Since the Jackson-Vanik amendment was enacted in 1974, the US has withheld favorable tariff treatment, commercial credit, and loan guarantees from any communist-bloc country that restricts freedom of emigration. This linkage has made the ebb and flow of Soviet Jewish emigration both the starting and ending point of any US policy innovation. America's fundamental challenge is to reshape policy in a way that tangibly rewards perestroika-style reforms but retains substantial leverage to encourage additional economic, political, and foreign policy changes.

President Bush should step up to this challenge and frame a coherent, imaginative US policy, complete with carrots and sticks, to govern trade and commerce with nonmarket economies.

A good place to begin might be to seek greater respect for the basic rights of workers in the Soviet Union and other nonmarket economies. The rise of Solidarity in Poland illustrates how recognition of the economic rights of workers can be a harbinger of greater political rights.

The US should use its economic leverage (prospects for expanded trade and improved access to the American marketplace) to test and stretch the practical parameters of perestroika and glasnost. Extending and broadening most-favored-nation (MFN) coverage on more imports from the Soviet Union, over time, could serve as an important ``carrot'' with which to support broader economic reforms in the Soviet Union. Since worker cooperatives are conducive to worker rights, the first ``carrot'' could sensibly be to extend MFN treatment to imports from Soviet cooperatives.

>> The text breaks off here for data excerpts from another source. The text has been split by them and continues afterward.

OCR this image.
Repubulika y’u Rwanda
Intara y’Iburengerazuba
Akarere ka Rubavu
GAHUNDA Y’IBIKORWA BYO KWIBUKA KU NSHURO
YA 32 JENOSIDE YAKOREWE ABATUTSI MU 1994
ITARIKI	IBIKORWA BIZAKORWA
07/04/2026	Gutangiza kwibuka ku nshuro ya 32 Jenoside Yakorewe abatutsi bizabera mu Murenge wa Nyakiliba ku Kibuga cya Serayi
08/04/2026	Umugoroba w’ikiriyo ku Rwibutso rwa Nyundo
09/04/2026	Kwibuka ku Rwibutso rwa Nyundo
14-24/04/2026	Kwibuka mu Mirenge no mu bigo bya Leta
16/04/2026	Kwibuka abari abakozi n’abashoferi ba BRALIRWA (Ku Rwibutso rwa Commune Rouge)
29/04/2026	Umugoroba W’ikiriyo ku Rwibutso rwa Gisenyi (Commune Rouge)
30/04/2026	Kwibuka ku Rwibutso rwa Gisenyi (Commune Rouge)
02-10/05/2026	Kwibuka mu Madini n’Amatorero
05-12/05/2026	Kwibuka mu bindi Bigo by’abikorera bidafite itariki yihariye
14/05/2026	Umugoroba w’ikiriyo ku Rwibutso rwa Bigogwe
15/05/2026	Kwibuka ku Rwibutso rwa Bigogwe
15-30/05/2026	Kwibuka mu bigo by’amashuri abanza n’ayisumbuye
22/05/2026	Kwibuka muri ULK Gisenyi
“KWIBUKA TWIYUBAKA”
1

A remarkable new law enacted in the Soviet Union last summer allows Soviet citizens to freely join and leave cooperatives. They can be employed by both a state-run enterprise and a cooperative. Cooperatives may actually own property and assets and may lease or lend their assets. There are no apparent ceilings on the earnings, profits, and size of cooperatives, and they are being encouraged to compete with state industries for government contracts. Foreign currency from export sales may be kept by the cooperatives to further their own development.

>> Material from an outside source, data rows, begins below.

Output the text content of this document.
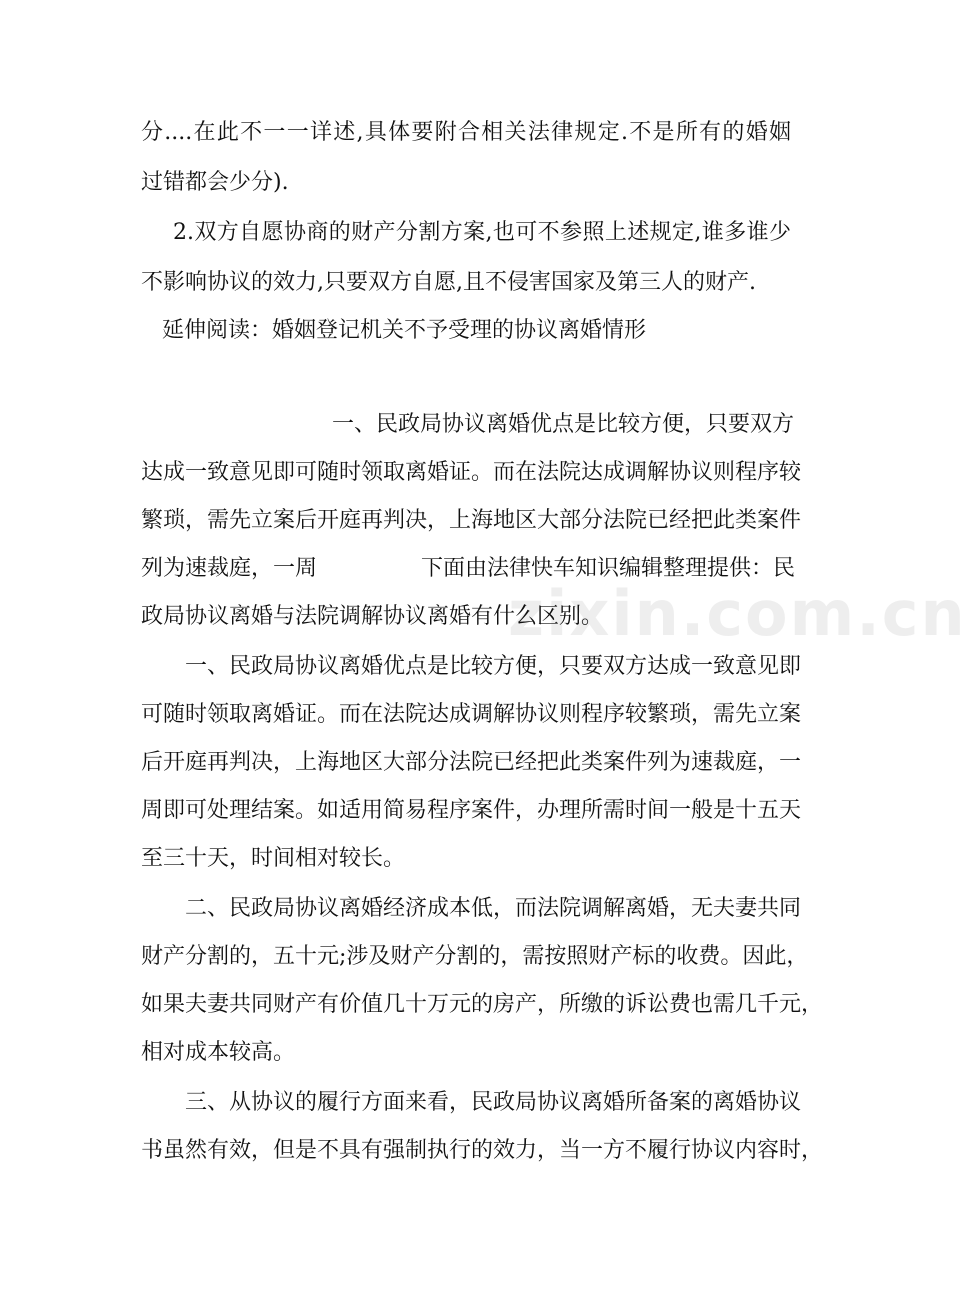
zixin.com.cn
分....在此不一一详述,具体要附合相关法律规定.不是所有的婚姻
过错都会少分).
2.双方自愿协商的财产分割方案,也可不参照上述规定,谁多谁少
不影响协议的效力,只要双方自愿,且不侵害国家及第三人的财产.
延伸阅读：婚姻登记机关不予受理的协议离婚情形
一、民政局协议离婚优点是比较方便，只要双方
达成一致意见即可随时领取离婚证。而在法院达成调解协议则程序较
繁琐，需先立案后开庭再判决，上海地区大部分法院已经把此类案件
列为速裁庭，一周	下面由法律快车知识编辑整理提供：民
政局协议离婚与法院调解协议离婚有什么区别。
一、民政局协议离婚优点是比较方便，只要双方达成一致意见即
可随时领取离婚证。而在法院达成调解协议则程序较繁琐，需先立案
后开庭再判决，上海地区大部分法院已经把此类案件列为速裁庭，一
周即可处理结案。如适用简易程序案件，办理所需时间一般是十五天
至三十天，时间相对较长。
二、民政局协议离婚经济成本低，而法院调解离婚，无夫妻共同
财产分割的，五十元;涉及财产分割的，需按照财产标的收费。因此，
如果夫妻共同财产有价值几十万元的房产，所缴的诉讼费也需几千元，
相对成本较高。
三、从协议的履行方面来看，民政局协议离婚所备案的离婚协议
书虽然有效，但是不具有强制执行的效力，当一方不履行协议内容时，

Nevertheless, though the rights of Soviet workers have been significantly expanded within the burgeoning cooperative sector, the new Soviet cooperatives are certainly not free of or exempt from state influence. Even if the US extended MFN treatment exclusively to imports from the Soviet cooperatives, a monitoring mechanism would still be necessary to verify that such goods were produced in accordance with internationally recognized worker rights, such as the right to organize and freedom from forced labor.

A nongovernmental organization, with US cooperative and private-sector experts and nonmarket economy participants, would serve this purpose. To avoid burdening US taxpayers, the organization could be funded by earmarking a small portion of the reduction in tariffs on the imports from eligible Soviet cooperatives.

Mikhail Gorbachev, Deng Xiaoping, and other communist leaders need and want economic modernization and growth. They recognize that their economic future depends upon introducing competition into their markets, something the US has long advocated and could greatly profit from.

Now we must recognize that our opportunities extend to the marketplace of ideas as well as the marketplace of goods. More freedom for their workers and their enterprises must be part of the price nonmarket economies pay to become part of an integrated global economy.